Friday, May 23, 2008

Justice, or Mercy?

I just finished reading Philippa Gregory's book "A Respectable Trade," and it's given me pause to think more about the structure of this world, of my world, and what has brought us to where we are. In large part it was the slave trade, and then later colonization, and then after that economic hegemony, that allowed the massive accumulation of wealth in what we now call the developed world.

I named this blog "The Long Arc," out of the hope and faith that the world would and could become more just. I have resonated with the bumper stickers that say "If you want peace, work for justice." I like the word Justice. It conjures up images of right triumphing over wrong, of good triumphing over evil. I believe that a more just world is what I want. I see all the unfairness, all the inequity, and I think that life would be better here on earth if things were more just.

But sometimes I see how I benefit, how I've benefited my whole life, from injustice. I haven't liked the possibility that things I buy are made in sweatshops, I haven't liked the fact that my food in all probability has been harvested by people who are little better than slaves, who have little power and few choices. I try to do what I can. But I am part of this system, and I wouldn't know how to extricate myself fully even if I could.

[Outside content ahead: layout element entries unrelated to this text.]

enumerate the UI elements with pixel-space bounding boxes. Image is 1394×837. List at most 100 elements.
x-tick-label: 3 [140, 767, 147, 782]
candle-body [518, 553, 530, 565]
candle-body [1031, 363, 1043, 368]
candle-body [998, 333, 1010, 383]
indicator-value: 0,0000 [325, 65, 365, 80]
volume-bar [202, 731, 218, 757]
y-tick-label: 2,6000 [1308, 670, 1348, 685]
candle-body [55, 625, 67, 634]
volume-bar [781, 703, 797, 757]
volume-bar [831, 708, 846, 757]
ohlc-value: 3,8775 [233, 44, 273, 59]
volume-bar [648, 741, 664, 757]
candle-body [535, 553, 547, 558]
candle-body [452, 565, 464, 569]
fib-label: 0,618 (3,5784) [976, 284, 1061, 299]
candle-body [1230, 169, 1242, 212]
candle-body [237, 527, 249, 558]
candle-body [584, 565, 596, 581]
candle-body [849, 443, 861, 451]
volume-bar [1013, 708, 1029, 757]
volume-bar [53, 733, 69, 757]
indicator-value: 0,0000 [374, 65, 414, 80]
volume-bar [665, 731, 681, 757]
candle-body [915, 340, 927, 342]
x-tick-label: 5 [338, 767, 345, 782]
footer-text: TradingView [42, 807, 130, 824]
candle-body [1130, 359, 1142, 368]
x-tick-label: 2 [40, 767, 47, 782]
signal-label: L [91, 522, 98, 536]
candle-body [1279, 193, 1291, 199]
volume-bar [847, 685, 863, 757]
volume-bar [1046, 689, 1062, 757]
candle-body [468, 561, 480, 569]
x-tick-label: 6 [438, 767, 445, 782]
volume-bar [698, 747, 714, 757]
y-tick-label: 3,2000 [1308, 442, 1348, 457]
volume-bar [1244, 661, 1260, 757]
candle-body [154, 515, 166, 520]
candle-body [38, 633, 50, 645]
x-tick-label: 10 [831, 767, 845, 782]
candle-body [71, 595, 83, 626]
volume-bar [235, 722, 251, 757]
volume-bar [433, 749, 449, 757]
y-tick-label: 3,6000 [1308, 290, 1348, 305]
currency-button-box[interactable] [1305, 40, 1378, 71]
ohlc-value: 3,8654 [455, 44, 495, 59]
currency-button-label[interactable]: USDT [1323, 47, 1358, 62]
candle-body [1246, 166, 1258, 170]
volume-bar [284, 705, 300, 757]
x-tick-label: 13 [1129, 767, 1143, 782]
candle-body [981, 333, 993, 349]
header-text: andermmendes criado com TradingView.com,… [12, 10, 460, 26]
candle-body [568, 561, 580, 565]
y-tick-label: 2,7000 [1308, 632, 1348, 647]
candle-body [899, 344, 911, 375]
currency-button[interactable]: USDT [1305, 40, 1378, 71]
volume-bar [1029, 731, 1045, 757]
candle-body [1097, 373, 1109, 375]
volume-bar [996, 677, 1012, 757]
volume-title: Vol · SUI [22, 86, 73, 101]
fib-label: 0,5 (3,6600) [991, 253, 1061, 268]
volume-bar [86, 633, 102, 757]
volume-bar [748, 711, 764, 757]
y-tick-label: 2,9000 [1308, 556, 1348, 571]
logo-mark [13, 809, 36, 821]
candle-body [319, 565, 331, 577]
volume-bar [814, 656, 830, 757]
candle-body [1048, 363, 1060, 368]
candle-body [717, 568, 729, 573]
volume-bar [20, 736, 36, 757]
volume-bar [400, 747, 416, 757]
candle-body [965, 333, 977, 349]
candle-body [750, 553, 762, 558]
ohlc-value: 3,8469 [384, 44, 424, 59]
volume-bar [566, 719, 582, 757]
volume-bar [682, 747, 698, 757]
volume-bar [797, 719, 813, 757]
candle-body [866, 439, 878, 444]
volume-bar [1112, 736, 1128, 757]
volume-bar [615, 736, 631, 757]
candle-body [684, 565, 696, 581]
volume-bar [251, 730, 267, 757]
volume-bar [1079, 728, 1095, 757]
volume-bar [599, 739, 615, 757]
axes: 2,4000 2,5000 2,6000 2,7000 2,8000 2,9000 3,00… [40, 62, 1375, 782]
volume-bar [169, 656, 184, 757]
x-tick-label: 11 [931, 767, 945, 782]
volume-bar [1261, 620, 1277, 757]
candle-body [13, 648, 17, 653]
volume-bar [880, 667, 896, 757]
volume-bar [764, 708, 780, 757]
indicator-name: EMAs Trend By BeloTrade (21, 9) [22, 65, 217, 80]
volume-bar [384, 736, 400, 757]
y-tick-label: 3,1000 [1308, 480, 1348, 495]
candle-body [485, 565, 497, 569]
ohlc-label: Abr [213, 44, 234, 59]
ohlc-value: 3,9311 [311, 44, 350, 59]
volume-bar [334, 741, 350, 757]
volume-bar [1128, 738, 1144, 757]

Sometimes now when I think about what you might call the karmic burden of my life as an American consumer, I fear full justice. As the American Empire quavers on what might be its last legs, and I think about how far we could fall and what it all might mean for being able to maintain what I've come to think of as quality of life for my family, for my child, it is hard to not feel fear. What if the chickens we've set loose in the world come home to roost? I think of what we've done to Iraq. What we've helped be done to people in countless nations on this earth to maintain our cheap access to oil and other resources. I think of the thousands of Iraqi women in exile who are working as prostitutes to make the money they need to live. I want life to be better for those people, for all people. But I'm not sure if I really want justice, full justice.

One of my favorite Shakespearean quotes comes from The Merchant of Venice, a play that has come under fire for its anti-Semitic overtones. I've read a lot of Shakespeare, and forgotten most of what I've read, but these lines have always resonated:

The quality of mercy is not strain’d,
It droppeth as the gentle rain from heaven
Upon the place beneath. It is twice blest:
It blesseth him that gives and him that takes.
’T is mightiest in the mightiest: it becomes
The throned monarch better than his crown;
His sceptre shows the force of temporal power,
The attribute to awe and majesty,
Wherein doth sit the dread and fear of kings;
But mercy is above this sceptred sway,
It is enthroned in the hearts of kings,
It is an attribute to God himself;
And earthly power doth then show likest God’s,
When mercy seasons justice. Therefore, Jew,
Though justice be thy plea, consider this,
That in the course of justice none of us
Should see salvation: we do pray for mercy;
And that same prayer doth teach us all to render
The deeds of mercy.
I believe that working for justice is a necessity--to always look to see the connections between what I do and how it affects others in this world. I believe that at our core we are an inseparable One, and that my life should reflect that reality. In a body, when all is working well, the cells work together synergistically for the good of the one body.

When I think of this karmic burden I bear, that we bear, I feel bad. But I know that guilt comes cheap, and if I only feel bad, like a penance paid for a wrong, that it does nothing to right the wrong. The only thing that I believe matters in the end is how those feelings of guilt translate into right action. I will work for justice, in the ways I can, but I will hope for mercy.